Bei den Mitarbeitern der Fiscus GmbH stoßen die Ministerbeschlüsse auf Unverständnis. Nachdem bereits in den vergangenen zwölf Monaten rund 170 Fiscus-Angestellte ihren Hut nehmen mussten, droht nun 115 Mitarbeitern der Gang zur Arbeitsagentur. Nur rund 40 Lohnempfänger der Fiscus GmbH können darauf hoffen, wieder in den IT-Abteilungen der Länder unterzukommen. Die Belegschaft begleitete daher die Gesellschaftersitzung am 30. Juni dieses Jahres in Bonn mit lautstarken Protesten.

Projektgeschichte

• 1991 Die Finanzminister der Länder vereinbaren, gemeinsam eine bundesweit einheitliche Software für die Finanzämter zu entwickeln. 2006 soll das "Föderale integrale standardisierte computerunterstützte Steuersystem" (Fiscus) fertig sein.

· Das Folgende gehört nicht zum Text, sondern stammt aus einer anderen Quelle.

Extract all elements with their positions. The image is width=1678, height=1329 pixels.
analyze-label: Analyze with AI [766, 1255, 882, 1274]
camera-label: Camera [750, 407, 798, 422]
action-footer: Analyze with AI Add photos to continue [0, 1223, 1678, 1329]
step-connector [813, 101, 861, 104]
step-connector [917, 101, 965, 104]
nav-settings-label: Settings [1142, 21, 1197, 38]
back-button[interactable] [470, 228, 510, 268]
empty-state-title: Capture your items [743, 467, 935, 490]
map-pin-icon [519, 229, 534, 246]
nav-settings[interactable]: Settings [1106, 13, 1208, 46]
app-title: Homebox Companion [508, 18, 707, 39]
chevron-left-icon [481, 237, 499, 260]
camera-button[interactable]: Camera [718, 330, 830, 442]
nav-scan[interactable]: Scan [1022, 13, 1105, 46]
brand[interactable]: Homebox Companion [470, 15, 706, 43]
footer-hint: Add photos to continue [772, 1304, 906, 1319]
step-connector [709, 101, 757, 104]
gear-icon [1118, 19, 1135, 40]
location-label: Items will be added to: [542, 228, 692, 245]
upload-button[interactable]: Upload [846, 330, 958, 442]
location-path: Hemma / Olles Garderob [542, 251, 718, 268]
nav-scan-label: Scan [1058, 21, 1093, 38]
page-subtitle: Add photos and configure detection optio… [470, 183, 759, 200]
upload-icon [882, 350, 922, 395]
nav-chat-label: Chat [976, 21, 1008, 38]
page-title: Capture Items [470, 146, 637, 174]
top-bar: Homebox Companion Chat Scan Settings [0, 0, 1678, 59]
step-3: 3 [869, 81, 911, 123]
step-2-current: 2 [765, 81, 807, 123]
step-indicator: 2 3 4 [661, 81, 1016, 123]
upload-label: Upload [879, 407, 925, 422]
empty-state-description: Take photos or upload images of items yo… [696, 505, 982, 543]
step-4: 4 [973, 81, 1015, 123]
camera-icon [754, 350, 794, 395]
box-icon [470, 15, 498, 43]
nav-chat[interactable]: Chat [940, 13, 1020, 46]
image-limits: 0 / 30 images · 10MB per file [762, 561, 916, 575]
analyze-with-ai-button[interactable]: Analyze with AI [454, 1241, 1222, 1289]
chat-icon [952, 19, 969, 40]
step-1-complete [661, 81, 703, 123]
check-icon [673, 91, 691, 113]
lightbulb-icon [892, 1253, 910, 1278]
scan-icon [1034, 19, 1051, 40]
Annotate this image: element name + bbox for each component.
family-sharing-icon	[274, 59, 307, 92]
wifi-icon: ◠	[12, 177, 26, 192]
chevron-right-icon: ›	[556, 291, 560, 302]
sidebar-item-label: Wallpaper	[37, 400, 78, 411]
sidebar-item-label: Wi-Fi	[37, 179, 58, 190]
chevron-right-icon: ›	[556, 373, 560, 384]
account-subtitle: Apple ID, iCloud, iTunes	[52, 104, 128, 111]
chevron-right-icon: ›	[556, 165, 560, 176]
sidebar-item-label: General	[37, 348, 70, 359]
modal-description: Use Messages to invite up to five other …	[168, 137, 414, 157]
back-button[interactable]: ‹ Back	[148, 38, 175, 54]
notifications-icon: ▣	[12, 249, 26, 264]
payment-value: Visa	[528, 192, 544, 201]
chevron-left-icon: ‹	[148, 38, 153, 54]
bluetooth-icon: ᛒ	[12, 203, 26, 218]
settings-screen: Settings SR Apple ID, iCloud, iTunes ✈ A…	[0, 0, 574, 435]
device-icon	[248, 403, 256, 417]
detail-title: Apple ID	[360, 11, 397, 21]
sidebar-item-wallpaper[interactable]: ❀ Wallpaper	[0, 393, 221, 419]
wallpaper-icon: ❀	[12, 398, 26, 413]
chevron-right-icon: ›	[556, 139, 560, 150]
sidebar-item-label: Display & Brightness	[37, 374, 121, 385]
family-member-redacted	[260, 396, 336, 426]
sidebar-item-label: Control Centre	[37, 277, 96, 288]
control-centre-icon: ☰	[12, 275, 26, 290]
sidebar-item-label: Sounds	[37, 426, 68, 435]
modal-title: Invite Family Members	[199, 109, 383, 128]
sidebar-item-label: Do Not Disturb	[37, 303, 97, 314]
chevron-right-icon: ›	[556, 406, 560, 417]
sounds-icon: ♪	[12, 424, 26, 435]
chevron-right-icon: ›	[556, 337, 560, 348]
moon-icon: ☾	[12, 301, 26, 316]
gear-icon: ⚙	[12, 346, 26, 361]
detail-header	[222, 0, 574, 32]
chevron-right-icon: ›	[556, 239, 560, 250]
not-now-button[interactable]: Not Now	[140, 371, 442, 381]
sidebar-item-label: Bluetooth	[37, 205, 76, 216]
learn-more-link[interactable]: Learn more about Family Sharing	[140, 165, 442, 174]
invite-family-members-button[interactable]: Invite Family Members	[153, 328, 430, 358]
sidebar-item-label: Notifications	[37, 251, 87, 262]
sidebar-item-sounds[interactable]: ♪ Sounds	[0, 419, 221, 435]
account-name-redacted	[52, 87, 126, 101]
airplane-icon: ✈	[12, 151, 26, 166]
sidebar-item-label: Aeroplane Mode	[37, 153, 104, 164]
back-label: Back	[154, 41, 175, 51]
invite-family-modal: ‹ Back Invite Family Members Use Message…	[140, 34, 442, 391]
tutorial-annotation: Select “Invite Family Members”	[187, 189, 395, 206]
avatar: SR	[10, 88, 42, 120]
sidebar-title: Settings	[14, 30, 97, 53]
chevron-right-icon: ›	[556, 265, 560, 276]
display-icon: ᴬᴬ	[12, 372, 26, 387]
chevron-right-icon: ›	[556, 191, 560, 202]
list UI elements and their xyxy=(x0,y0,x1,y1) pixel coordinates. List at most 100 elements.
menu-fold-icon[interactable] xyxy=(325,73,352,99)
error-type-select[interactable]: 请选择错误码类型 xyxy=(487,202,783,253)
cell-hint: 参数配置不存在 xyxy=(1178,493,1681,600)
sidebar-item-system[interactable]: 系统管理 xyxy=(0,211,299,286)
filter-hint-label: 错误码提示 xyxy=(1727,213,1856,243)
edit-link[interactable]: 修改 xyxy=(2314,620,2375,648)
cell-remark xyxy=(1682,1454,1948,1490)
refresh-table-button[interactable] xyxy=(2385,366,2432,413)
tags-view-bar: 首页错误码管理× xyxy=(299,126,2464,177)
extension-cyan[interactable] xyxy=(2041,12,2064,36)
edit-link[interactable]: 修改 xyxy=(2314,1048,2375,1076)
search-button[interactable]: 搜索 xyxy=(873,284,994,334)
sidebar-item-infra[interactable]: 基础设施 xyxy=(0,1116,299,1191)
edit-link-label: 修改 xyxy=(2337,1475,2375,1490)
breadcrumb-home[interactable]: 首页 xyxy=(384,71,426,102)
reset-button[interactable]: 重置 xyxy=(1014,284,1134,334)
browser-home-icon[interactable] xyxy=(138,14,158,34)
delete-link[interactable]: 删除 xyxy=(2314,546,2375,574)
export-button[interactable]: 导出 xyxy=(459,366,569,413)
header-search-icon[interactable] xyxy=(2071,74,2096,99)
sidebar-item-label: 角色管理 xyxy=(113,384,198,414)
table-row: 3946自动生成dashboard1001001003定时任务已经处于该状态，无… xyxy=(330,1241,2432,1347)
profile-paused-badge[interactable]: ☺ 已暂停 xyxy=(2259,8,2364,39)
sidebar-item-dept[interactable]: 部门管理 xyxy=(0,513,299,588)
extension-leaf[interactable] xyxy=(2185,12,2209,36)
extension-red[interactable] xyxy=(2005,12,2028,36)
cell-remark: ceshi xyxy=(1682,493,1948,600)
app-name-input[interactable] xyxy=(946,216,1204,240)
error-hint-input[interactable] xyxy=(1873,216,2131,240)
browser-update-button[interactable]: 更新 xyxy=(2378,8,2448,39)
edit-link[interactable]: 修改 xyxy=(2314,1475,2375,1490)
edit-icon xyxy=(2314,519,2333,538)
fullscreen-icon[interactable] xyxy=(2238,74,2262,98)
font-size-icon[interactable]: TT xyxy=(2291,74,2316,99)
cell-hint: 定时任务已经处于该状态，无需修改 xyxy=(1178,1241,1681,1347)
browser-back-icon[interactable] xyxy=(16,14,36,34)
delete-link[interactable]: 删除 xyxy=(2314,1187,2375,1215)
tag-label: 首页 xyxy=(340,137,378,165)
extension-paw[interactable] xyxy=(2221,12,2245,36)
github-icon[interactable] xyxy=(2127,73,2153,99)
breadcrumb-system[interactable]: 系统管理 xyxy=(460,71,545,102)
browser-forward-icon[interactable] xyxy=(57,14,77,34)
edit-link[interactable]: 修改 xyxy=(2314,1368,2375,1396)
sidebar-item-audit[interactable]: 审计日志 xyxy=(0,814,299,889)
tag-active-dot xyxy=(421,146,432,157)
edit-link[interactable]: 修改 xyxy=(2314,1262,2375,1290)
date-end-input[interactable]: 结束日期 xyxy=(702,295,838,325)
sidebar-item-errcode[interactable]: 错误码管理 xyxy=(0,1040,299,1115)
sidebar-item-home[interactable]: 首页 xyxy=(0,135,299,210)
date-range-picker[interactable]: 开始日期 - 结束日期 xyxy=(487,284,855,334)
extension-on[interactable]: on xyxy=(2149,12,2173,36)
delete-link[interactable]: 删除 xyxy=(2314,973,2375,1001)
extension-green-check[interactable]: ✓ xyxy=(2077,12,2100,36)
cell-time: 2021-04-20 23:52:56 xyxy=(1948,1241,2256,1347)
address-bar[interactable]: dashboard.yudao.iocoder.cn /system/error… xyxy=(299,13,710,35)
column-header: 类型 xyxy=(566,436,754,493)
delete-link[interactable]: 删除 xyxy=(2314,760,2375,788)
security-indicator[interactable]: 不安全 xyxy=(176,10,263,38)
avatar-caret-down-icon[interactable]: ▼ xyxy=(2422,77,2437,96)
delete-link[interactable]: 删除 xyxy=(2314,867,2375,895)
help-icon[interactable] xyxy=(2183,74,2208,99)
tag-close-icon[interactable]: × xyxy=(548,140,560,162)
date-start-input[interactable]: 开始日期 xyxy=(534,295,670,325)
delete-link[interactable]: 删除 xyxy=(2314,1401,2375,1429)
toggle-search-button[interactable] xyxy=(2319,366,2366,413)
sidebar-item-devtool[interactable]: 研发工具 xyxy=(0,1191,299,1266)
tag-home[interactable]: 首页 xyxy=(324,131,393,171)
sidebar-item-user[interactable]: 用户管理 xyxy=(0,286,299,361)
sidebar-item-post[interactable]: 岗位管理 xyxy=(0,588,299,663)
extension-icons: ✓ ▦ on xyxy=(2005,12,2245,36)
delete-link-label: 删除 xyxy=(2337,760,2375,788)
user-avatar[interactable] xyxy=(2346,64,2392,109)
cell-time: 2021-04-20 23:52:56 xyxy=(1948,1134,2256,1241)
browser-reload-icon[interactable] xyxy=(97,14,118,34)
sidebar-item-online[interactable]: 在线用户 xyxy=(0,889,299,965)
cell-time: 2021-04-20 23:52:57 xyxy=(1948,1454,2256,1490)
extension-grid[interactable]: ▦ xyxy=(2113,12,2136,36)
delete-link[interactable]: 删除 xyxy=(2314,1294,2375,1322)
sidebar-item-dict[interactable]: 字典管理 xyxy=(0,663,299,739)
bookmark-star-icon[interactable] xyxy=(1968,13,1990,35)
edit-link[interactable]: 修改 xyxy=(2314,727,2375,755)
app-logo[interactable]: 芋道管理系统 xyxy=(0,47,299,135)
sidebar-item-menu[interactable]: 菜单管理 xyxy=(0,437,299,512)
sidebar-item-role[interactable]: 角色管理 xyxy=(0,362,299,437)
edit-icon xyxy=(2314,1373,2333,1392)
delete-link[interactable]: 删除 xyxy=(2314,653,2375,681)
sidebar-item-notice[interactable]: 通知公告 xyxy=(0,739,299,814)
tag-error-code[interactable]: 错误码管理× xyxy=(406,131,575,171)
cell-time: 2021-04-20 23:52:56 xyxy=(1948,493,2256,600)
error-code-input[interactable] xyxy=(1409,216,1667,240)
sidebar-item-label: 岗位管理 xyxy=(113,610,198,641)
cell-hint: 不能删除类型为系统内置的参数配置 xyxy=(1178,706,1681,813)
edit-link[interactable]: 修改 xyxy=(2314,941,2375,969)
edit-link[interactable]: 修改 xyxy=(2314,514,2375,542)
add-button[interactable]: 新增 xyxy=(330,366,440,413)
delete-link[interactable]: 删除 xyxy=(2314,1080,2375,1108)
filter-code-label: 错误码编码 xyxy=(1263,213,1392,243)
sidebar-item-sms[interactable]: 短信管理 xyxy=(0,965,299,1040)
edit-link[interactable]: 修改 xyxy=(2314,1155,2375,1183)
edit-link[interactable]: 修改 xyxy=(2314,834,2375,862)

• 1997 Der Bundesrechnungshof weist auf eklatante Schwachstellen hin. Vor allem das Unvermögen der beteiligten Behörden, konkrete Entscheidungen zu treffen, behindere das Projekt.

• 2000 Die Länderfinanzminister beschließen, ein IT-Systemhaus zu gründen und mit der weiteren Entwicklung zu betrauen.
Dezember: Noch vor dem offiziellen Start der Fiscus GmbH kündigt der Freistaat Bayern an, sich nicht zu beteiligen.

• 2004 
Februar: Finanzminister Hans Eichel fordert die Konsolidierung der Fiscus GmbH sowie einen realistischen Zeitplan für die Ablösung der Altsysteme.
Mai/Juni: Rechnungsprüfer in Nordrhein-Westfalen und Schleswig-Holstein kritisieren organisatorische Defizite und fehlende Produkte der Fiscus GmbH.
Juli: Auf einer Sondersitzung beschließen die Länderfinanzminister, die Fiscus GmbH zum reinen IT-Dienstleister zu degradieren. Rund die Hälfte der Mitarbeiter muss gehen.

• 2005
Juni: Die Finanzminister beschließen die Auflösung der Fiscus GmbH und wollen unter der Bezeichnung "Konsens" weitermachen.

Auch das Fiscus-Management kann die Entscheidung der Politiker nicht nachvollziehen. Die Auftragsbücher seien voll, Produkte könnten rechtzeitig auf den Markt gebracht werden, und nach wie vor seien die Kunden an den eigenen Lösungen stark interessiert, versicherte Geschäftsführer Olaf Bruhn. Er hofft, die GmbH im Rahmen eines Management-Buyouts (MBO) weiterführen zu können. Zwar habe der Aufsichtsrat diesen Plänen im ersten Anlauf eine Abfuhr erteilt, berichtet Bruhn. Jedoch habe man die Gesellschafterversammlung zumindest überzeugen können, die Idee zu prüfen. Eine endgültige Entscheidung werde in den kommenden Sitzungen am 10. und 30. August fallen. "Wir sind noch keine Gesellschaft in Abwicklung", stellt der Fiscus-Chef klar.